Yen and Swiss Franc ended as the strongest ones last week. They’re partly supported by lack of clear indication of imminent easing from respective central banks. There was additional buying on a pessimistic turn on US-China trade talks. Dollar ended mixed after Fed’s hawkish rate cut. Theorectically, Fed should be done with its mid-cycle adjustment. But the path ahead is still heavily dependent on developments on trade, global slowdown and domestic data.
On the other hand, New Zealand and Australian Dollar were the weakest ones. In particular, job data in Australia affirmed the case for another RBA rate cut, probably next month. Sterling was the next weakest after it pared back some of recent gains, reduced no-deal Brexit risk.
Cold water poured on trade optimism and Chinese visit to US farm canceled
It originally appeared that the deputy-level US-China trade talks in Washington went well last week, with both countries announcing some tariffs exemptions too. Hope for an “interim” trade deal was raised by announcement the the China team would visit some US farms next week, probably paving way for some purchases.
However, just before Friday’s close, US President Donald Trump told reports that he’s looking for a “complete deal”, not a “partial deal”. He added that he didn’t need trade agreement with China to happen before the 2020 presidential election. Hours later, the Chinese officials announced to cut short their trip and cancelled the visit to farms in Montana and Nebraska.
Additionally, it’s reported that the trade war has now turned into a political and ideological battle between the two superpower, rather than just tariffs and imbalances. During the meeting, Chinese delegation brought no new proposals on core issues of intellectual property protections, forced technology transfers, industrial subsidies and other trade barriers. The conflicts could take much longer to resolve.
US stocks weathered Fed’s hawkish cut rather well last week, but sign of giving in appeared as cold water was poured onto trade optimism. Daily MACD in DOW suggests loss of momentum ahead of 27398.68 historical high. Some more sideway trading is likely this week first. Another rise could be seen as long as 26717.05 support holds. But upside could be limited by 61.8% projection of 21712.53 to 26695.96 from 24680.57 at 27760.32. Break of 26717.05 will suggests rejection by 27398.68 and turn near term outlook bearish.
Markets pricing in 62.9% chance of more Fed easing, after last week’s hawkish cut
There were lots of central bank activities last week. Markets were somewhat disappointed by the lack of overwhelming dovishness from BoJ and SNB. Thus, both Yen and Swiss Franc were supported towards the end of the week. BoE’s standing pat also triggered little reactions and focus remained total on Brexit developments. FOMC’s rate cut and economic projections were the most interesting event.

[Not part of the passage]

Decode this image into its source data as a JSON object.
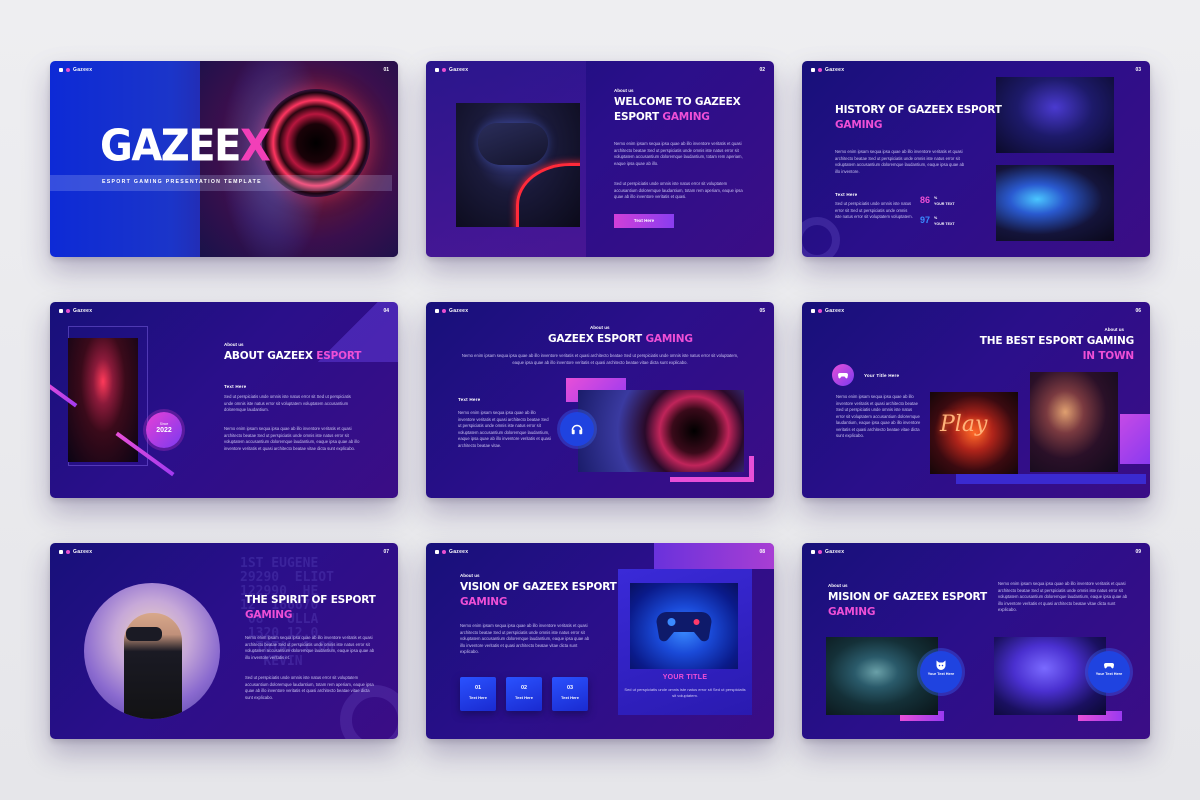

The -25bps cut to 1.75-2.00% in federal funds rate was seen as a “hawkish” cut. Most importantly, both new economic projections and the dot plots suggested Fed was done with its “mid-cycle adjustment”. The median projections of federal funds rate were at 1.9% in 2019 and 2020, then rises to 2.1% in 2021. In the dot plot, 7 members have penciled in another cut to 1.50-1.75% this year. 10 members have penciled in rate between 1.75 and 2.25%. However, the upcoming decisions will remain heavily dependent on developments. Thus, no one could rule of any dovish shifts from the hawks.
As of now, fed funds futures are pricing in 62.9% chance of at least one more -25bps rate cut by the end of the end.